Vice President Dr. Mahamudu Bawumia has said that the newly launched Ghana.gov platform, which has digitalized all government services and revenue collection will eventually chase out what he called “demons and principalities” in the public sector who siphon public funds on daily basis.
“The excellence with which the Ghana.gov platform has been designed and the critical digital infrastructural pillars it is standing on gives me the confidence that it will chase out all the demons and principalities from the public sector – indeed it is already chasing them out and we have began to see some result,” he stated amidst a loud laughter at the launch of the Ghana.gov portal.
The Vice President observed that the bureaucracies, goro boys (middle men) and the constant demand for bribes by public service workers before serving the public, has been a big worry for all Ghanaians and everyone seeking services from state institutions for decades.
He noted that at the core of the problem is the several human interventions just for a single service to be delivered and various attempts have been made in the past to minimize the human interventions but to no avail.
It is estimated that revenue leakage within the public sector stand at about GHS2 billion every month due to human intervention, false accounting processes and all kinds of unconventional schemes.
Beside that, there is also the challenge of widespread tax evasion because it was difficult to trace eligible taxpayers.
Dr. Bawumia said when the President Nana Addo Dankwa Akufo-Addo government came to power, they observed, through consultation that the only way to stop the revenue leakage was to significantly reduce the human intervention via technology, and the way to have a successful single digital point of access for all government services and revenue collection was to first have some critical digital pillars in place on which that platform will rest and work effectively.
Firstly, he said there was a need for a dynamic national ID that bears critical data on individuals, adding that to date, the ongoing national ID registration has captured at least 15.5 million Ghanaians, which makes is a strong pillar to back the envisioned single access point.
The Vice President also said there was a need to ensure financial inclusion through an infrastructure that enables Ghanaians from all over the country to be able to pay for government services or receive payments from government easily, safely and conveniently.
“To this end we embarked on a project that resulted in the mobile money interoperability platform that now has over 15 million Ghanaians with bank accounts in the palm of their hands. The platform is hosted by the Ghana Interbank Payments and Settlements Systems (GhIPSS) and it integrates all payments platforms across the country,” he said.
Dr.
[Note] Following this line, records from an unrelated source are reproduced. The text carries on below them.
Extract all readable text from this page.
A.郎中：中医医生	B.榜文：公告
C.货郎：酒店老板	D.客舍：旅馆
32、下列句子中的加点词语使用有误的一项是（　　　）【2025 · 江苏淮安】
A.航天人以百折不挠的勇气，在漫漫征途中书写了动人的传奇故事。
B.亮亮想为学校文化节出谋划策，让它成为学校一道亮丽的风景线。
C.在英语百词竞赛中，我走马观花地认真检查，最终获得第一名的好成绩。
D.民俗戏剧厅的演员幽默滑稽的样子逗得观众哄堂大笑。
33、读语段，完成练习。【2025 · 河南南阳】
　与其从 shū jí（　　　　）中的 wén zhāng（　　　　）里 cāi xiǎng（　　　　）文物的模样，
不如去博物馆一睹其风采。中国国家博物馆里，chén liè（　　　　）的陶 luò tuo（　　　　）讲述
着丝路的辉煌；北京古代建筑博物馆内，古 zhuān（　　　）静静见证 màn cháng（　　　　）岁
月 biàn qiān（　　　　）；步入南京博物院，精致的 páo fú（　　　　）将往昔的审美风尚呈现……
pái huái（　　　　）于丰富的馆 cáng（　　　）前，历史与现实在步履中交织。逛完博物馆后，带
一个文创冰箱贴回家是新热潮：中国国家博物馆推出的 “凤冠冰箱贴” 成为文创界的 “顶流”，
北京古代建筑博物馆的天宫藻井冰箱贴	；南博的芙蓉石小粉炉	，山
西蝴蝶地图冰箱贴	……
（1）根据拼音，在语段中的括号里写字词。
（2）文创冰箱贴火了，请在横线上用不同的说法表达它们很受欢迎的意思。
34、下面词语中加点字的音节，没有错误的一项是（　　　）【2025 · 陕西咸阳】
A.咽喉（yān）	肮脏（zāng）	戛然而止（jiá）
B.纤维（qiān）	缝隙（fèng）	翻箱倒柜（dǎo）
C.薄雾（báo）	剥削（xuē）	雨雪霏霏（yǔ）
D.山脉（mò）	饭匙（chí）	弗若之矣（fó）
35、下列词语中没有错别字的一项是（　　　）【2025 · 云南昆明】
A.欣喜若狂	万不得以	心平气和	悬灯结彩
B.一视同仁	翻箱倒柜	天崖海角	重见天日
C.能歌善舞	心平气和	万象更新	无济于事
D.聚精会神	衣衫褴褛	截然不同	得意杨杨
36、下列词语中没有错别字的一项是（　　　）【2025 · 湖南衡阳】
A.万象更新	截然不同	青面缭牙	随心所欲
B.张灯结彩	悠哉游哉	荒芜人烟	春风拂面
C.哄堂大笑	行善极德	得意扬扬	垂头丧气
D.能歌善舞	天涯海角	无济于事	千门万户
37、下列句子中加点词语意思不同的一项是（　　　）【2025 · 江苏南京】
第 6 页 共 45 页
Bawumia noted that the recent introduction of the GHQR (quick response) Code, also hosted by GhIPSS, has even made it easier for Ghanaians to fully access their bank accounts to make and receive payments daily without having to visit the bank or ATM machine.
According to the Vice President, government also saw the need to get tax identification numbers (TIN) for as many eligible taxpayers as possible.
“We came to meet just about 750,000 Ghanaian adults having TIN numbers, which was just about 4% of eligible taxpayers – but through a strategy of converting the Ghana Card number into a TIN number, we can now boast of at least 86% of eligible taxpayers having TIN numbers and that is a strong pillar for the Ghana.gov platform,” he said.
Again, one important pillar was to ensure that the operations of all state institutions are digitalized so that they can be accessed by the public remotely, and that has been done to a very large extent such that several critical services from the state can be accessed digitally.
Dr. Bawumia noted that in past, the passport office, for instance, used to run a supposed digital application platform, which required applicants to print out the application form online, fill it, scan it and then load it to the website of passport office, but that did not cut it. But with Ghana.gov, the form is filled and submitted online, payment is also made online and appointments are also booked online.
The Vice President also recalled how the tourism sector piloted Ghana.gov and realized a four-fold revenue from some sites that were being ran at a deficit for years.
Per the success chalked by Ghana.gov so far, in driving away what the Vice President called “demons and principalities in the public sector”, the platform, as of 4pm July 13, 2021, had registered over 624,000 users, who had done over 5.8 million transactions valued at more than GHS20.4 billion.
These were funds which came through some 37 government services and it went directly and timely into the relevant public fund accounts with full visibility and without any administrative delays as compared to previous arrangements that took several months to achieve same.
The 37 government services that brought in the funds include various direct taxes, indirect taxes, levies, royalties, and stamp duties to the accounts of the Ghana Revenue Authority (GRA), passport applications fees and more.
Indeed, the demons and principalities are out and the Vice President was full of praise and gratitude to the three local FinTechs that designed Ghana.gov – Hubtel, Expresspay and IT Consortium.
Dr. Bawumia also urged all Ghanaians to make it a practice to file their tax returns regularly through the Ghana.gov platform, saying “even if you have zero tax to pay, just file the returns and let us know – it is better than not filing at all – this time we can find you so just file your return and avoid and embarrassment.”